Korean Amateurs Shine in Mlily Cup Preliminaries
The preliminary rounds of the Mlily Cup, a new world go open tournament sponsored by a noted manufacturer of mattresses, pillows, and other bedding supplies, were played at the Chinese Weiqi Association’s quarters in Beijing May 21-24 under the auspices of the International Go Federation. The purpose of the preliminary rounds was to select 50 players to join 14 seeds in the main tournament that starts in July. Four of the 50 slots were reserved for female pros, and four were reserved for amateurs.

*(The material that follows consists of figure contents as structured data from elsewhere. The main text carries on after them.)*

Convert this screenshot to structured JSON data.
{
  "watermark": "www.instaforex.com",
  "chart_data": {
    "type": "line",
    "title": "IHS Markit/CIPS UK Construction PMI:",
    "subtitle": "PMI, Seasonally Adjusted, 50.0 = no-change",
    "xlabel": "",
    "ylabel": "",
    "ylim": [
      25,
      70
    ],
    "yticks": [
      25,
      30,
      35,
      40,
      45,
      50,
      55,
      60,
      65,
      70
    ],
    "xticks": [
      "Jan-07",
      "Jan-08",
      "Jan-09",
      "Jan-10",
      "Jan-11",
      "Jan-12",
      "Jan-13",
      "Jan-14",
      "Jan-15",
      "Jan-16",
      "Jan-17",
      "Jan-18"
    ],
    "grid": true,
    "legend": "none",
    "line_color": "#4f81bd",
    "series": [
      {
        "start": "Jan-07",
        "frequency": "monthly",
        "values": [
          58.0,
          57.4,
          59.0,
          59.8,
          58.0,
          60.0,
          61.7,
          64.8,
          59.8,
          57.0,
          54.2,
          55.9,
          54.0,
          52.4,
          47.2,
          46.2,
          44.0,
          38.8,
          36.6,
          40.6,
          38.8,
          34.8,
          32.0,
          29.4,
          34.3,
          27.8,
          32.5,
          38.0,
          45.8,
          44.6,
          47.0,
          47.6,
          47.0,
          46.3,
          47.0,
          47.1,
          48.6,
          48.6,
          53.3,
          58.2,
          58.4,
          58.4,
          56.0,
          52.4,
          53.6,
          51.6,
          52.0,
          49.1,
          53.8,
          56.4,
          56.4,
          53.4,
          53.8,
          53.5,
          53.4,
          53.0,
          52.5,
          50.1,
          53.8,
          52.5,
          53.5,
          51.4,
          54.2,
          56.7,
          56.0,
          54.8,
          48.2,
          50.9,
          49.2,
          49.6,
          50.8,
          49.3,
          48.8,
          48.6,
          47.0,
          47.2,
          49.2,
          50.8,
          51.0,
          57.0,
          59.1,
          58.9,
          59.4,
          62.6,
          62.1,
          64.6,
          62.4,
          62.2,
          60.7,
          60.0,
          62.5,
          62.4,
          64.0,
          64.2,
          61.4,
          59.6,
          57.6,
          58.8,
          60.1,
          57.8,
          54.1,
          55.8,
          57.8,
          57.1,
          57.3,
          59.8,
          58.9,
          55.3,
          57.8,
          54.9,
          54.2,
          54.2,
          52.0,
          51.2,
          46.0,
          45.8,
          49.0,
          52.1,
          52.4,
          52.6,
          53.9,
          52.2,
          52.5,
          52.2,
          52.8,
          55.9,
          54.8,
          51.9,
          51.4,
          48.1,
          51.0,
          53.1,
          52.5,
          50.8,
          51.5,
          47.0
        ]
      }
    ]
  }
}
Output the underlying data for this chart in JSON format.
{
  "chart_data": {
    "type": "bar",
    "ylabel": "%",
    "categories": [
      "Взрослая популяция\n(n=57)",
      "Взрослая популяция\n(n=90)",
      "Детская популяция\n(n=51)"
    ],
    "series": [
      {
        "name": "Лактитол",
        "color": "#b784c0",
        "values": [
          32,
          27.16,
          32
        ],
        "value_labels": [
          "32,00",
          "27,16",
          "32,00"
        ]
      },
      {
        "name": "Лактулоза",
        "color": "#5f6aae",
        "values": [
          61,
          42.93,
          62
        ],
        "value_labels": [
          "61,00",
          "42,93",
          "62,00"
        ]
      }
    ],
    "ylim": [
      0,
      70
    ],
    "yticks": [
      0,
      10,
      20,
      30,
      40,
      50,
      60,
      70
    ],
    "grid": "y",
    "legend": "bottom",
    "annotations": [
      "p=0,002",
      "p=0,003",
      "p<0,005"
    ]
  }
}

The amateur slots were contested by sixteen players from China, eight from Korea, three from Japan, two from Chinese Taipei, and one each from Europe and North America. China and Korea chose their participants through national qualifying tournaments. Japan sent in three young players (Yamado Mao, Shimizu Kosuke, Wu Poyi) who are currently studying at the Hong Dojo in Tokyo with hopes of making pro shodan this fall. Chinese Taipei sent junior high-schooler Huang Shih-yuan (a top insei) and the veteran Dr. Chen Shi. The North American player was Toronto University student Ryan Li, winner of the Waterloo Go Tournament in March. Europe was represented by Dr. Manuela (‘Manja’) Marz, a junior-professor of bioinformatics at the Friedrich Schiller University in Jena, Germany who made the trip to Beijing accompanied by her three-month-old daughter Larissa.

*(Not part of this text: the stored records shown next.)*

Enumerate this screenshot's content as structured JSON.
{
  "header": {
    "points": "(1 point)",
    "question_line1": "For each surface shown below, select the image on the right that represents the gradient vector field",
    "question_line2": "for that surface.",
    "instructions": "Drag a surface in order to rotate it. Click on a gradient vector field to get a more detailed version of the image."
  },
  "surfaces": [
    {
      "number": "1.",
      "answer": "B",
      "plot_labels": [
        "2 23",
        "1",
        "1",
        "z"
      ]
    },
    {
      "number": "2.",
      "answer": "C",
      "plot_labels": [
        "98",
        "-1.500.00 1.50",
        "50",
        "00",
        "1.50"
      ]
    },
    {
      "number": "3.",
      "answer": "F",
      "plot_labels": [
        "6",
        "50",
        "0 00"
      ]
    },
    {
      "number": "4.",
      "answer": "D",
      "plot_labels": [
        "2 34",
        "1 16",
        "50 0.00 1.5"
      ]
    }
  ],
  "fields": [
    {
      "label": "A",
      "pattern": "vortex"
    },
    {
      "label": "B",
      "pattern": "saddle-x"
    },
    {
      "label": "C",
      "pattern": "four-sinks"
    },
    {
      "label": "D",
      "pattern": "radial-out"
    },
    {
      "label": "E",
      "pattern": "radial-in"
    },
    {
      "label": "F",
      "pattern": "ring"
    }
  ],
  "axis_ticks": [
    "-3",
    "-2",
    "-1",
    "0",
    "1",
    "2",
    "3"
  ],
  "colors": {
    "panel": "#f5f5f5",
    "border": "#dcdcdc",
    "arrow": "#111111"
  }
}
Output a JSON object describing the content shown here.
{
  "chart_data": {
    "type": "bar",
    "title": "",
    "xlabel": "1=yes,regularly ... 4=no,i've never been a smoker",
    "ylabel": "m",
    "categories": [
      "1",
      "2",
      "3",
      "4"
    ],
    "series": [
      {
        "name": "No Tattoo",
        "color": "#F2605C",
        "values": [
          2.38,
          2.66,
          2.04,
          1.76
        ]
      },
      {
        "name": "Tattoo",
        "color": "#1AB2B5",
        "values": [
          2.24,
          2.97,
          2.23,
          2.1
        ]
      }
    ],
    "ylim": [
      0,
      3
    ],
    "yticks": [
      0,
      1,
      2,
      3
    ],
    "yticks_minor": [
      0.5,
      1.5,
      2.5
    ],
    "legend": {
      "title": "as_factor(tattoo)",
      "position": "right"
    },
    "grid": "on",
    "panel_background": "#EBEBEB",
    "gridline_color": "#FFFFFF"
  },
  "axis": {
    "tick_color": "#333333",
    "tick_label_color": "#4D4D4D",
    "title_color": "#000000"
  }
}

The victor of Waterloo and the professor of bioinformatics fell in the first round on May 21. In an unusual development, Manja’s game was temporarily suspended at move 119 so that she could breastfeed Larissa. Three Korean and five Chinese players also lost, as did both of the players from Chinese Taipei and all three of the Japanese. Hong-sensei spoke with his three pupils by phone afterward. ‘They felt as if they had run into a wall,’ he said.
The Chinese accordingly outnumbered the Koreans 11-5 in the second round, but the Koreans now stood their ground, even dispatching Wang Chen, one of China’s top four amateurs. The other three of the top four (Hu Yuqing, Bai Baoxiang, and Ma Tainfang), together with China’s Zhao Yiwu, advanced into the third and final amateur round on May 23, but there disaster awaited them. Jeong Seunghyeon, Lee Changseok, and Oh Jangwook, currently ranked 9th, 12th, and 15th in the Korean insei league, defeated Bai, Zhao, and Ma, respectively, and in a game that may foretell the outcome of this year’s World Amateur Championship, Choi Hyeonjae (Korea’s amateur Kuksu) defeated China’s top-rated Hu Yuqing. Choi, Jeong, Lee, and Oh will return to Beijing for the first round of the main tournament on July 9.
The day after the Korean amateurs’ smashing success, Chinese pros closed out the professional preliminary rounds in smashing style themselves, taking 32 of the 42 men’s slots (Koreans got the other 10) plus three of the four women’s slots. The fourth winning female pro was Australian-born Joanne Missingham, aka Hei Jiajia, who has played for Oceania in the Denso Cup and for Chinese Taipei in the World Mind Games and now gets another chance at a world title.